A StockOpter White Paper
This document discusses what stock price volatilities are and how they are calculated. The volatility of the stock price is an input into StockOpter.com’s calculations of option values (using the Black-Scholes option-pricing model), value-at-risk (VaR), and probabilities associated with various stock prices. There are additional white papers on the Black-Scholes option-pricing model and VaR calculations at blog.stockopter.com. A discussion of probability calculations can also be found there at the end of the white paper on the lognormal random walk model for stock prices.
The volatility of a stock price is a measure of its variability. It is defined as the annualized standard deviation of the change in “ln” of the stock price (ln is the natural, or base e, logarithm of a number). For why change in ln is an appropriate measure, see the discussion of the lognormal random walk model for stock prices (Part I) here.
When the change in ln is small, the change in ln of the stock price is approximately the same as the percent change in the stock price. It is probably due to this that volatilities are normally expressed as percents. For example, if the annualized standard deviation of the change in ln of the price of a stock is 0.3, by convention we say that the stock’s volatility is 30%.
All of the ways in which StockOpter.com uses volatility are forward-looking. However, the future volatility of a stock is likely to resemble its past volatility, especially if one compares the near future to the recent past. Historical volatilities are calculated from historical prices. They are normally calculated from day-to-day price changes, though they are expressed on an annualized basis.
There are tradeoffs involved in how far back to look. The further back one looks in time, the more data one has to work with, and the less one has to worry about uncertainty in the estimate of the volatility due to small sample size. On the other hand, the world changes, and the volatility of the price of a stock several years ago may not be a very good guide to the volatility of the price of that stock today. Generally, six months of data seems to be a good compromise.
One might want to use somewhat less historical data if one wanted to avoid using data from some past period that there is reason to believe is not representative of what to expect in the future. One would want to distinguish here between the near future and the more distant future. One might not expect a past period of high variability to be repeated in the next month, for example, yet consider it highly likely that some such periods would be seen over a long time horizon.
The volatility of the stock price is an input in calculating the value of an option using the Black-Scholes model. An implied volatility is calculated by turning this on its head; one starts with the value of the option as an input, and solves the Black-Scholes model for the volatility. It turns out that one cannot actually solve the equation; an iterative trial-and-error procedure is used to determine the volatility that produces the observed price.
An option trader must have a forward-looking view of volatility, based only in part on the volatility seen in the recent past.

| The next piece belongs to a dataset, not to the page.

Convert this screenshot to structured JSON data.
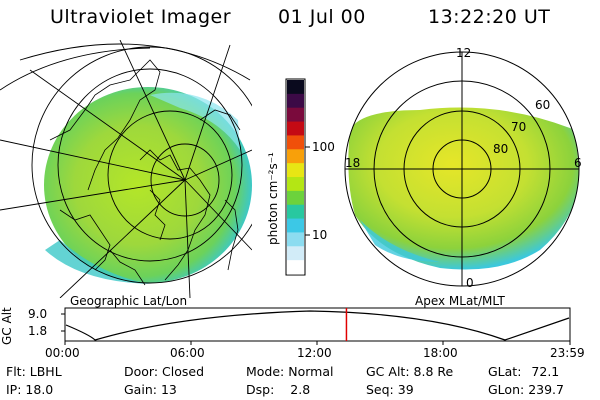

Option traders use their estimates of future volatilities to price options. One can, in turn, calculate the implied volatility of an option to see what the trader pricing the option thinks the volatility of the stock price will be over the tenor of the option. Traders do this too; they want to know what other traders are thinking.
All of the purposes for which StockOpter.com uses volatility would seem to be best served by implied rather than historical volatility, due to the forward-looking nature of implied volatility. However, there are several potential problems with using implied volatilities. These include:
- Liquidity can be a problem. An estimate of future volatility based on only a few traded options can hardly be called a market consensus. Options will typically have greater liquidity for shorter tenors than for longer tenors.
- Employee stock options typically have much longer tenors than the tenors of any regularly traded options.
- The prices of options that are very far in the money or out of the money are not very sensitive to the volatility input, so implied volatilities calculated from the prices of such options are not very reliable.
- One must be careful to exclude profit from the price for an option used to calculate an implied volatility. One can approximate this by averaging bid and ask prices.
Differing Time Intervals
One problem in using historical data is what time interval to use. Although we ultimately want the standard deviation of year-to-year changes, we don’t want to use annual prices as inputs, due to the very small number of observed prices that we would be using. Historical volatilities are normally calculated from daily prices, collected at a consistent time of day (generally at closing). One calculates the ln of each price, then calculates the difference in ln of each price, starting with the second price in the sample, from that of the day before, and then calculates the standard deviation of these differences.
However, the result is the standard deviation of daily changes in price, and what we want is the standard deviation of annual changes in price. We can convert by making use of the fact that the standard deviation is proportional to the square root of the time interval. For an explanation of why this is the case, see the discussion of the lognormal random walk model for stock prices (Part II) here.
Thus, we can calculate the volatility by dividing the standard deviation of daily changes in ln by the square root of a one-day interval expressed in years. However, we need to be careful about the “expressed in years” part. The vast majority of change in price takes place during trading hours. As a result, we should use the fraction that one trading day is of one trading year. A common convention is that there are 252 trading days in a year. Thus, we calculate the volatility by dividing the standard deviation of daily changes in ln by the square root of 1/252, or, what is mathematically equivalent but easier, multiplying it by the square root of 252.